The rules fit in with Nevada’s embrace of companies developing the more ambitious version of driverless technology. Gov. Brian Sandoval has ridden in both a Google driverless car and a prototype of a driverless truck built by Daimler. The governor also announced earlier this year that he is creating a center for autonomous vehicles in Nevada’s economic development agency.
Daimler Freightliner self-driving trucks were demonstrated last spring in Las Vegas. (AP)
But the rush to regulate self-driving cars at the state level, outside of the first few pioneering states, has largely abated. For one thing, vehicle makers, particularly Google, have stopped pushing for state laws. They see state laws and regulations getting in the way of progress, rather than encouraging it. If every state issued a separate set of rules for the new cars, they argue, it could be nearly impossible to abide by all of them.
The federal government eventually came to the same conclusion.
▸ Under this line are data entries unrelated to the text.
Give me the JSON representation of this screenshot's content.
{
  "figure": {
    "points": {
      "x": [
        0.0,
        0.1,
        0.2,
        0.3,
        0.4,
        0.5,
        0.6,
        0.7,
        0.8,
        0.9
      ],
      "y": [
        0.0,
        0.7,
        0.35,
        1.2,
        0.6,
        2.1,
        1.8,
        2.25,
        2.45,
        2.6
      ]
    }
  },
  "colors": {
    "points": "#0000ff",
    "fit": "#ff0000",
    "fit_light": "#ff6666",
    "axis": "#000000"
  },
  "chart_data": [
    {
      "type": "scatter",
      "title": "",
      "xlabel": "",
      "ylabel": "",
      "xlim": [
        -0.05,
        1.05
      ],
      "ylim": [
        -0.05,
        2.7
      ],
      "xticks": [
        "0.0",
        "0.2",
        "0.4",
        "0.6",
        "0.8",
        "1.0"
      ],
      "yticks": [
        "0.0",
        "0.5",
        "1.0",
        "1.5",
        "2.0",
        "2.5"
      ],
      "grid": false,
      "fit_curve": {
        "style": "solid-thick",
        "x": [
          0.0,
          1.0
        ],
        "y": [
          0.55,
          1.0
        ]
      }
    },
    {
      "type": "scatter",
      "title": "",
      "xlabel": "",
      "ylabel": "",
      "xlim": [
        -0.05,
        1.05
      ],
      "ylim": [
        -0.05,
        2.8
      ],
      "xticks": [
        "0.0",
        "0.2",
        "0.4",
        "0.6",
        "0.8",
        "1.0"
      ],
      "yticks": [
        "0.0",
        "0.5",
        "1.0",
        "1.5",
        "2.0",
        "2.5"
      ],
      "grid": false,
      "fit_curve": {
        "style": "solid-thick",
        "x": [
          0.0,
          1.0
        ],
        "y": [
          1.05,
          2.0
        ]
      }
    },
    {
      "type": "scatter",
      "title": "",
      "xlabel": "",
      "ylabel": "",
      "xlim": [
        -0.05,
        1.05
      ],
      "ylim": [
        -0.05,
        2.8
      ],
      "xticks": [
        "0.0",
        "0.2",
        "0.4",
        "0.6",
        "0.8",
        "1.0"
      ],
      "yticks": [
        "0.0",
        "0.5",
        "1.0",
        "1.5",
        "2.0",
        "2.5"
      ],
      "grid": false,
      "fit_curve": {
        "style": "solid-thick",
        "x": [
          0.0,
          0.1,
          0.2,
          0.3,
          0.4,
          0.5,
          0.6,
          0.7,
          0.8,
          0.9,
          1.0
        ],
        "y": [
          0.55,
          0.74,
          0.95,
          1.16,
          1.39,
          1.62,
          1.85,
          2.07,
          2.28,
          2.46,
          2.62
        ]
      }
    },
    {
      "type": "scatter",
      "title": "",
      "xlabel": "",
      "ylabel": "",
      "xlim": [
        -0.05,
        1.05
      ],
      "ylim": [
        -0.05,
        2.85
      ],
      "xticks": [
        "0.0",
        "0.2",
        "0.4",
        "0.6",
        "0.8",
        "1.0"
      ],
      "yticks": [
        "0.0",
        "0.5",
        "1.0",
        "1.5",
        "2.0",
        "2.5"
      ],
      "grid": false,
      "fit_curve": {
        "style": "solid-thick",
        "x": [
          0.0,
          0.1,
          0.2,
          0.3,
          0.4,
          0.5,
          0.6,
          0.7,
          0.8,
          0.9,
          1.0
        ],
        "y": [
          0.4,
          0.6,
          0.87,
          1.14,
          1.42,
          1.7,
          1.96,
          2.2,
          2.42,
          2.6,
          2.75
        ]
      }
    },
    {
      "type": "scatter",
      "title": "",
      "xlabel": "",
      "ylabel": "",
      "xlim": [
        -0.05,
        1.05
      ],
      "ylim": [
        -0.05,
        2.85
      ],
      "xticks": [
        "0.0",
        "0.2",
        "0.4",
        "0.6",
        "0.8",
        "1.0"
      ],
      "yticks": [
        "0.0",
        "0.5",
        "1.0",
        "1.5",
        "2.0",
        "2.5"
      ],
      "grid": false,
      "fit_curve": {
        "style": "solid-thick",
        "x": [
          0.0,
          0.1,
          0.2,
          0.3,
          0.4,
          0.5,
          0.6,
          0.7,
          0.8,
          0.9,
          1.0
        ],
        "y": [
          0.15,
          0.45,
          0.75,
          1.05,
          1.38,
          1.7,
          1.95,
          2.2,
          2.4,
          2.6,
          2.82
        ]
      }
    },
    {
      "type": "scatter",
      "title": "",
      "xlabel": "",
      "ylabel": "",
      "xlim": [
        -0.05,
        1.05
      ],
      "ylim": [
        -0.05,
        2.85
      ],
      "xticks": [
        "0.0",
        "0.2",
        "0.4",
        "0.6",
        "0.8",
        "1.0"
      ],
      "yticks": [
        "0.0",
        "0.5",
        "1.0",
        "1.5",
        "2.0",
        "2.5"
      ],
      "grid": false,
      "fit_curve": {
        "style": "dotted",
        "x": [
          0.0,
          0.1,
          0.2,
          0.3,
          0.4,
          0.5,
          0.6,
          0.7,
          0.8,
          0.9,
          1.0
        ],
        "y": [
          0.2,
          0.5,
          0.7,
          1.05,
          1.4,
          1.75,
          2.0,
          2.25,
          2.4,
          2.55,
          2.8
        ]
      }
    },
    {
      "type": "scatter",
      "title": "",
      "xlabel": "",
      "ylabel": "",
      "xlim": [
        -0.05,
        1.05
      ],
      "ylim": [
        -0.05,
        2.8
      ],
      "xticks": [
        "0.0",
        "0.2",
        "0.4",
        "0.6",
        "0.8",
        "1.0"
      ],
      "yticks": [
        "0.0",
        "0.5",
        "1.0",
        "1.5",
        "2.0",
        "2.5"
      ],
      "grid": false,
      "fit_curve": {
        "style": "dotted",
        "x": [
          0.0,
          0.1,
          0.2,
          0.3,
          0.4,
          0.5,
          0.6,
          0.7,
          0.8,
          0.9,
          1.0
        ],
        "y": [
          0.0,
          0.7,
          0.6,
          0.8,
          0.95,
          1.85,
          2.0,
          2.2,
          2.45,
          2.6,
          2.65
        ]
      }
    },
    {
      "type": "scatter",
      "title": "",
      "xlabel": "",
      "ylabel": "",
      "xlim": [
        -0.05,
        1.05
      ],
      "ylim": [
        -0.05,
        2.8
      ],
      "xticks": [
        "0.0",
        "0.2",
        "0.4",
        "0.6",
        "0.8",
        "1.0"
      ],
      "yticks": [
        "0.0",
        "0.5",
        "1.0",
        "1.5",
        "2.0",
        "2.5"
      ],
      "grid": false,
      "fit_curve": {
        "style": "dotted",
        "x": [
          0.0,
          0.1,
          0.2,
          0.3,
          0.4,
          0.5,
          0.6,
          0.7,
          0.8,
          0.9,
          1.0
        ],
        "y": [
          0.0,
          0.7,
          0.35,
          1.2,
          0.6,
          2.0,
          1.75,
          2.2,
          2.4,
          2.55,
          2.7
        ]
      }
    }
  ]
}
In January, the U.S. Department of Transportation and the National Highway and Traffic Safety Administration announced an ambitious goal of proposing uniform national best practices for both the auto industry and state policymakers within six months. To get there, federal regulators are likely to look at the regulations in California and Nevada as models. For manufacturers, though, state laws and regulations have become less important. For the most part, they have stopped asking for the blessing of state governments before testing their autonomous vehicles. They have decided they won’t need it. Texas lawmakers have never explicitly authorized self-driving cars, and yet the state’s capital city of Austin is Google’s No. 2 testing ground for its autonomous fleet.
A Google driverless car makes its way through Austin. (AP)
Bryant Walker Smith, a law professor at the University of South Carolina, believes automated vehicles are already legal in the United States, and wrote a 110-page law review article aimed at proving his point. To reach his conclusion, Smith combed through state laws, federal regulations and even international treaties. “It comes down to a question of interpretation or enforcement discretion,” he says. “A state or a community that is really supportive of automated driving may well conclude that the laws already support it. A state or community that is resistant to automated driving will likely reach the opposite conclusion.”
Supporters of driverless cars, Smith argues, can bolster their case without passing a law like the ones in California and Nevada explicitly regulating their use. “What I recommend,” he says, “is to start by doing a close, careful legal audit of existing law. Identify all of the potential provisions in the vehicle code and other laws that are relevant to automated vehicles. Then decide if those need to be changed.”
Many of the most difficult questions are deep in state vehicle codes. For example, New York requires that drivers always keep one hand on the steering wheel. There are laws against obstructing rearview mirrors, rules governing drivers’ conduct after an accident and regulations limiting the number of hours a driver can drive. Many of these would lead to absurd results when applied to autonomous vehicles. Laws against abandoning vehicles could inadvertently apply to self-driving cars in search of a parking spot. In fact, as Smith points out, it is unclear in many cases who the driver really is: the person who pushed the “go” button, the software engineer who programmed the car’s autonomous functions, or even the car’s absentee owner.
Beyond legal clarity, leaders who want to promote autonomous and connected vehicles in their communities can take practical steps to facilitate the process. One important step may simply be to remind the public about the potential safety benefits of automated cars. Roughly 34,000 Americans die every year in car crashes, and, by some estimates, human error contributes to more than 90 percent of those deaths. “The public should be concerned about automated vehicles,” Smith says, “but terrified about human drivers.”